Austin, TX (Law Firm Newswire) October 24, 2014 — The Texas Supreme Court has heard arguments in Hooks v. Samson Lone Star, a case of alleged fraud in mineral royalties. The lawsuit concerns an issue of major importance in the Texas oil and gas industry.
In the case, plaintiff and landowner Charles Hooks accuses Samson Lone Star, an oil and gas partnership, of withholding royalties. Hooks claims that Samson violated the terms of a lease of his land by drilling another well on adjacent property without paying Hooks additional royalties. Samson argues that the statute of limitations has passed for Hooks to file a case against the company over the issue. But Hooks has said that Samson provided him with false information about the well, and he only discovered the discrepancy years later.
“This is a fascinating case,” noted Austin oil and gas lawyer Gregory D. Jordan. “It pits arguable deception and fraud against a duty to check public records.
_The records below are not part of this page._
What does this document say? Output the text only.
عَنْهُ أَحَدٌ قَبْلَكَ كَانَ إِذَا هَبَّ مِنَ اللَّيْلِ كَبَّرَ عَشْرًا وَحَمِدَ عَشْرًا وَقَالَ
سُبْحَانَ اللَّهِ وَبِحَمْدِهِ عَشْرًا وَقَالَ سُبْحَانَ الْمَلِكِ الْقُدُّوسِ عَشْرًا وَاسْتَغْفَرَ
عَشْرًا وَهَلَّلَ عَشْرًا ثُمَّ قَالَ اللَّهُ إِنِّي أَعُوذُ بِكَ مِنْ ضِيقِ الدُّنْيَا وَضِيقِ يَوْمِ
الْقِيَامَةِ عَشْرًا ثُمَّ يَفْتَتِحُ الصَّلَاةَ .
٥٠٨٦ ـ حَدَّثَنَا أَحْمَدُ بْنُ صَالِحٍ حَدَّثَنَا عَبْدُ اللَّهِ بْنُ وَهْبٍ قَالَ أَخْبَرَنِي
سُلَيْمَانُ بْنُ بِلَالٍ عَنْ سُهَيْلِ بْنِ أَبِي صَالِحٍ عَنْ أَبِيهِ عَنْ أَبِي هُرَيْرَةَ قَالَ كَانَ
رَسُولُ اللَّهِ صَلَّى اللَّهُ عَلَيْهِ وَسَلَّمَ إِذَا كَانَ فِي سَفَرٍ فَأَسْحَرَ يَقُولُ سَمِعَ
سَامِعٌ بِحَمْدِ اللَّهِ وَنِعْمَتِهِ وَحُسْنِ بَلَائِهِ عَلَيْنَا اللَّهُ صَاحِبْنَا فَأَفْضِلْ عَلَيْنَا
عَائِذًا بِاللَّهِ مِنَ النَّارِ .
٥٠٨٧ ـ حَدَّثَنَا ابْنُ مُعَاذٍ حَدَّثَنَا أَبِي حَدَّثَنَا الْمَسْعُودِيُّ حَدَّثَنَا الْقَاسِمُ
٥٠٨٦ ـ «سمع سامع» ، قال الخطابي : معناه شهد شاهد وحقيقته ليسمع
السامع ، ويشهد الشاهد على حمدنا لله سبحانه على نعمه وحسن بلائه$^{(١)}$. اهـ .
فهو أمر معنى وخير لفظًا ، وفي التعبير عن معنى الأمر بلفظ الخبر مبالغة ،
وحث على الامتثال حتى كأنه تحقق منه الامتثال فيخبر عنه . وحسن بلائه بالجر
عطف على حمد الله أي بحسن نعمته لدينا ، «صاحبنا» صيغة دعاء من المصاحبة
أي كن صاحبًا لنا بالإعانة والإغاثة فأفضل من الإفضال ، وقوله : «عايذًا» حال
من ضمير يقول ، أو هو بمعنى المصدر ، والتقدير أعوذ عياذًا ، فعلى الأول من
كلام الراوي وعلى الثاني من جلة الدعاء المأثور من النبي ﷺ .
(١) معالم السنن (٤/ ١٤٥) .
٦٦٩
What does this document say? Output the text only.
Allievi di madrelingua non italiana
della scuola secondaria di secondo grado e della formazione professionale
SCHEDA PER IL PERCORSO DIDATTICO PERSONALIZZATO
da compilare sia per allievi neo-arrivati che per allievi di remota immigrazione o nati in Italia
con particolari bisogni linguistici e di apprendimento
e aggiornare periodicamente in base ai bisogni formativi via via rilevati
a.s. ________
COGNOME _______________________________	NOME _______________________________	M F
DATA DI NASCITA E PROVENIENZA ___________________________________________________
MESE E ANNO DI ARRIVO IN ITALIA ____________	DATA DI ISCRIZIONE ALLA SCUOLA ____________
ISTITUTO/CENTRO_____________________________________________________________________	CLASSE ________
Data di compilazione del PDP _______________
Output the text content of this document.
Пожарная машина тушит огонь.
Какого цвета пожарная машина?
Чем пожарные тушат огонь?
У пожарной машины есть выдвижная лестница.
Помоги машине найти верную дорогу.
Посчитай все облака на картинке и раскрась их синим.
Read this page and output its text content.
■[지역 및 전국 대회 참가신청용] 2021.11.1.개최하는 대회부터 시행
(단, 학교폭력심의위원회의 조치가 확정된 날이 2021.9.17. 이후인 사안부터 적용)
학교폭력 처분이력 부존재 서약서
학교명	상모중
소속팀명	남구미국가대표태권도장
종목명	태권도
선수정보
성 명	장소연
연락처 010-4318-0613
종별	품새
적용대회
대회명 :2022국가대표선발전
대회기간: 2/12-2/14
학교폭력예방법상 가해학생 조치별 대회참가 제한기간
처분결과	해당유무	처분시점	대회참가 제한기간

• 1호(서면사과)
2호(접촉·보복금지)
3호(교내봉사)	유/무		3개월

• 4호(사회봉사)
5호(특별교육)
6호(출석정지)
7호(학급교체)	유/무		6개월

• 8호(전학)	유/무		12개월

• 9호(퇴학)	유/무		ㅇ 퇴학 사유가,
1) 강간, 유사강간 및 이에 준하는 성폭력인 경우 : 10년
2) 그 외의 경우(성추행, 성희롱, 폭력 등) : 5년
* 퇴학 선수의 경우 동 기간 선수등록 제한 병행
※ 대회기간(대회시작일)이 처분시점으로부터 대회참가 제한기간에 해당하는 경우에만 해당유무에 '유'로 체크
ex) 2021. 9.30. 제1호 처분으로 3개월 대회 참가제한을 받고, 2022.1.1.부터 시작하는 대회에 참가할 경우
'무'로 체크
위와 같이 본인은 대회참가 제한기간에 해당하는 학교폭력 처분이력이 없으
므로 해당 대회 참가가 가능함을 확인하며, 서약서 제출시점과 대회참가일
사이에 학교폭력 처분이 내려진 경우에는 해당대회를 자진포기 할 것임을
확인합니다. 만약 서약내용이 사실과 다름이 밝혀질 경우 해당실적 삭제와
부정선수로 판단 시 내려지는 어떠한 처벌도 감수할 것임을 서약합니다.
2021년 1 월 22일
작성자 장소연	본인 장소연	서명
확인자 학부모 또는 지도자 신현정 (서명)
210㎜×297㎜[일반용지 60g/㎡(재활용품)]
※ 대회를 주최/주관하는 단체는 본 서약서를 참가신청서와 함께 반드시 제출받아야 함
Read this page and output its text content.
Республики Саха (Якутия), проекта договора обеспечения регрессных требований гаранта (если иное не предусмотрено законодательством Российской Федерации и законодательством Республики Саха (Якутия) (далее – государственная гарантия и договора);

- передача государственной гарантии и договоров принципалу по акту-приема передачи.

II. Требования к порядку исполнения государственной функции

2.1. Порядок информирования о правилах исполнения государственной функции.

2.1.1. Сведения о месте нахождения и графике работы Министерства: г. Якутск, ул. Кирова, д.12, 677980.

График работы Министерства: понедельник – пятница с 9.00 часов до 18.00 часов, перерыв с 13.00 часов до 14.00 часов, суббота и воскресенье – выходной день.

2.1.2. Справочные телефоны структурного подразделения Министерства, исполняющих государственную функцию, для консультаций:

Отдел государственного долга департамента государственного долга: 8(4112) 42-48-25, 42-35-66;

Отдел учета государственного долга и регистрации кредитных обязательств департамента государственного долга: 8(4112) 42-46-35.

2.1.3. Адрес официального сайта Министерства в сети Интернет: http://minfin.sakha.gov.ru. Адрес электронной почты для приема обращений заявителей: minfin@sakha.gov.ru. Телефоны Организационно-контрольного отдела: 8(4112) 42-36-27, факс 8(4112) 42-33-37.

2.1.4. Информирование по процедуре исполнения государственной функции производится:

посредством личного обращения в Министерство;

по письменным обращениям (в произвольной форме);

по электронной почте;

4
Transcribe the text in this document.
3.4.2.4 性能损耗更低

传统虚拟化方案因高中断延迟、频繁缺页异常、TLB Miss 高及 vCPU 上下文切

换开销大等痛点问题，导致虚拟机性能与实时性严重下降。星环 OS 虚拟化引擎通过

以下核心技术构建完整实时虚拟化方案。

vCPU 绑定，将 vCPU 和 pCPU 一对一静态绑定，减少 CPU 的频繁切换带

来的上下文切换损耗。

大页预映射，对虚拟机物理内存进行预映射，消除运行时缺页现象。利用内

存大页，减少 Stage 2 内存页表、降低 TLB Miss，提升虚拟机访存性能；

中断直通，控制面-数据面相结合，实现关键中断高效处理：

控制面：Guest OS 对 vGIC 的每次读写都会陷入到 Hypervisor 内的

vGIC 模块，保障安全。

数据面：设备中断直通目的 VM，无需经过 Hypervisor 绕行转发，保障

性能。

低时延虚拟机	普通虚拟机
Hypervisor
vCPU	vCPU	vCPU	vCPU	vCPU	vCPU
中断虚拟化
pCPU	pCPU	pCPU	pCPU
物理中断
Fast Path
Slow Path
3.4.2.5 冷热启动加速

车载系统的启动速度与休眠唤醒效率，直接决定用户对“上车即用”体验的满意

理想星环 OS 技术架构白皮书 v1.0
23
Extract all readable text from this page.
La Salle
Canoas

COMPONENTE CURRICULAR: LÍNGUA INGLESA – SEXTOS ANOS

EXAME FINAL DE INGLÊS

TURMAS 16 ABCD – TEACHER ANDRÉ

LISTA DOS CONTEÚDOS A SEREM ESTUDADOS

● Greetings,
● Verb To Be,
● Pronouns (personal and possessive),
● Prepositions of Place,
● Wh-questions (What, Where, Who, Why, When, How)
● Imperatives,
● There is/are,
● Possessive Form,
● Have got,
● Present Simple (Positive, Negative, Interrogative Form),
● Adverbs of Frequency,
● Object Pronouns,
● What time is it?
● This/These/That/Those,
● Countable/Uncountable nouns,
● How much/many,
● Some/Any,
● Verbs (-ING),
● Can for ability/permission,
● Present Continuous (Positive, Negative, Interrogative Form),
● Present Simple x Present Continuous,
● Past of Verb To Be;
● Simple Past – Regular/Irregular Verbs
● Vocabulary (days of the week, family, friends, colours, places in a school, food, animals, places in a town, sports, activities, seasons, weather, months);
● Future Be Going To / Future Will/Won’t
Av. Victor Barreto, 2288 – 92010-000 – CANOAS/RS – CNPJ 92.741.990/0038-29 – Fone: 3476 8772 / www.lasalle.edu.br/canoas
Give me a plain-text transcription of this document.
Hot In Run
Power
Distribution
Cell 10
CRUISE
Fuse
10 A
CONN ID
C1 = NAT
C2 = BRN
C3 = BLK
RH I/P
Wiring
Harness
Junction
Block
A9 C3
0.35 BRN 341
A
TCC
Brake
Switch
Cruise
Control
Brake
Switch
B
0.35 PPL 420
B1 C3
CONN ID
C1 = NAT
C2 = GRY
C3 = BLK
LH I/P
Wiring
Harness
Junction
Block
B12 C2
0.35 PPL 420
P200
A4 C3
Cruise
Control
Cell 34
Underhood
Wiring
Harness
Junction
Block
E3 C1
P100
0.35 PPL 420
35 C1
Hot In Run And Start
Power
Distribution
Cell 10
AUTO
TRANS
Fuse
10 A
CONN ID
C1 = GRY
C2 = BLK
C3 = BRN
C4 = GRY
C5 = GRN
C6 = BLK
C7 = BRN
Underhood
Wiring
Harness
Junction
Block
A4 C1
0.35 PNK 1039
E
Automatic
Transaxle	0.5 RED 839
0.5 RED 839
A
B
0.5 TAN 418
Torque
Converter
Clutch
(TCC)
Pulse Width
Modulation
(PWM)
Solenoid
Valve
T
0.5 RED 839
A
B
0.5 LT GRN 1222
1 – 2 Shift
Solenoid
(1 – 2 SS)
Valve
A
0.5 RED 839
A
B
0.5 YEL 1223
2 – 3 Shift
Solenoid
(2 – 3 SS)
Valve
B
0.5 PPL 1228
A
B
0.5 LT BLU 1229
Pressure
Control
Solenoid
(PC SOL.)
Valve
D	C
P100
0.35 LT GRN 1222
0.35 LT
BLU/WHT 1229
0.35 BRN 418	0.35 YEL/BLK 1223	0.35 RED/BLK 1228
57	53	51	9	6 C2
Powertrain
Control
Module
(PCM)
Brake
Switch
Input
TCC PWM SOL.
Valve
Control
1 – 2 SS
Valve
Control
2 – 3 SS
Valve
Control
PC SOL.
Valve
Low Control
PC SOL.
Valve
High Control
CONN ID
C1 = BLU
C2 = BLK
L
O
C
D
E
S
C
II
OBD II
A number of cases in recent years have tended to emphasize a plaintiff’s obligation to inspect public records. It will be very interesting to see if this tendency continues in the face of specific allegations of fraud and deception.”
Hooks claims that when Samson leased his land along the Pine Island Bayou, which straddles Hardin and Jefferson counties, the company agreed not to drill any other well within 1,320 feet of Hooks’ property line. If such a well was drilled on the land of adjacent property owners, then Samson agreed to pay compensatory royalties or drill an offset well to prevent drainage.
Hooks claims that in 2000, Samson drilled a well that came within 1,080 feet of his property, but the company sent him a map showing that the well was 1,400 feet from his property. Hooks claims he accepted Samson’s representation and did not discover the alleged fraud until 2006.
A Jefferson County jury decided in Hooks’ favor, saying that Samson owed him $21 million in royalties. But the ruling was reversed by the First Court of Appeals in Houston, which ruled that the statute of limitations had passed and that Hooks had a responsibility to exercise due diligence and check public records to discover the discrepancy earlier.
Now the Texas Supreme Court should put the question to rest.